My current knowledge takes me this far: Take the traditional 3-opamp instrumentation amplifier, like the one in this image:

Basic 3-opamp instrumentation amplifier

Now if you take the left two opamps without the third, those already give you almost what I want, that is, amplify the differential input and give a differential output. The only problem is it preserves the common-mode of the input. Adding the 3rd opamp on the right, it is easy to shift the CM by biasing its ground (in fact this is what most single-chip instr. amplifiers do when they provide a Vbias pin), but the output of the circuit is now single-ended.

So what is the best way of keeping both the differential output and the CM-shift? One way is, I guess, to take only the left two opamps of the above instrumentation amplifier, and shift the ground of each separately.

Another option that comes to my mind is to take only the left two opamps again, and (using an example when I want to halve the CM) use twice the gain as needed, and then divide each output by 2.

Unfortunately both of these solutions require more (in quantity) highly matched resistors with low TCR (I'm trying to keep temperature drift of the circuit very low), and those are bloody expensive.

So how would you go about this problem? Maybe taking an instrumentation amplifier is the wrong start? Is one of my above solutions the "standard" way of doing this, or are there better circuits for this purpose?

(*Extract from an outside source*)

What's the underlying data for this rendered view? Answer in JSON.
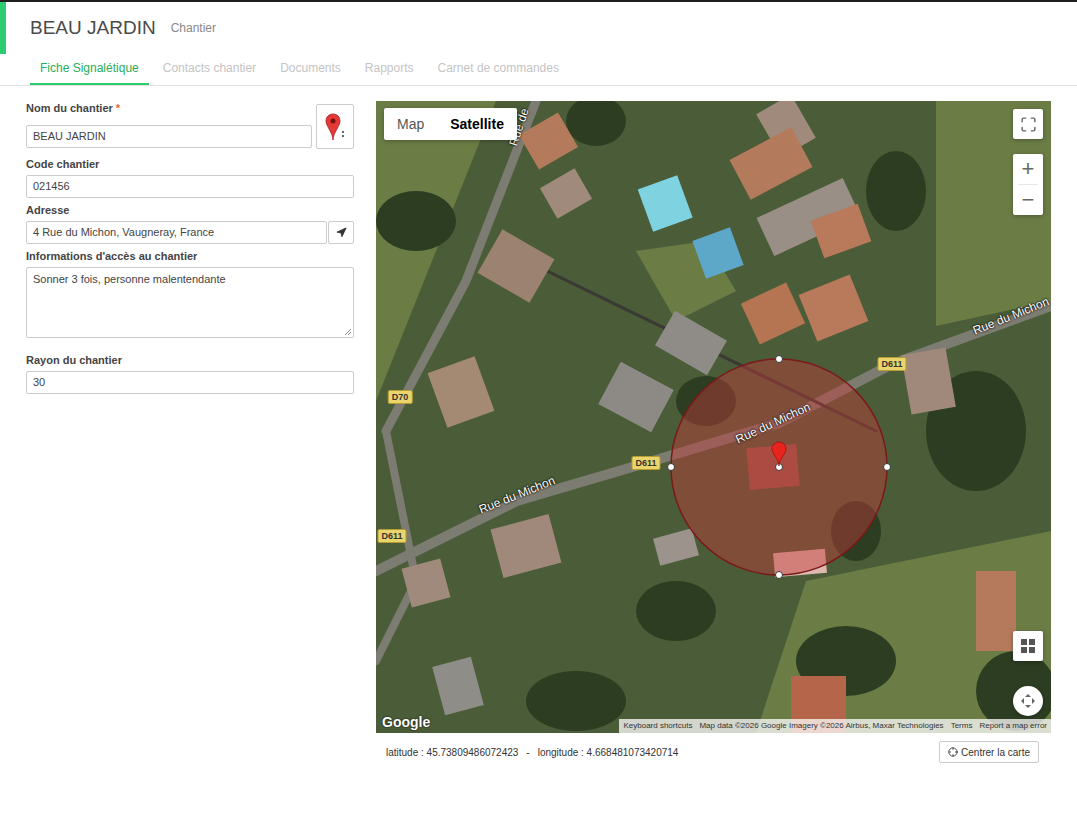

EDIT: Clarification on matching resistors: What I mean is to match them in TCR, because I am aiming to minimize temperature drift. This means I need to match resistors in TCR, not in absolute value, so that when they drift due to temperature, they will keep their original ratios. Actually I am uninterested in matching absolute values (almost, I still need a little bit of matching to maintain CMRR), for two reasons: 1) a mismatch in absolute value causes offset and gain errors, both of which are easy to calibrate out at system level. Measuring and correcting temperature drift is a lot more difficult. 2) Most of the offset errors will be non-existent anyway without even calibrating, because this will be a frontend to a sensor, and offset errors will cancel out due to AC excitation of the sensor. Anyway: closely TCR-matched resistors are expensive (easily more expensive than precision opamps), so I want to minimize their use.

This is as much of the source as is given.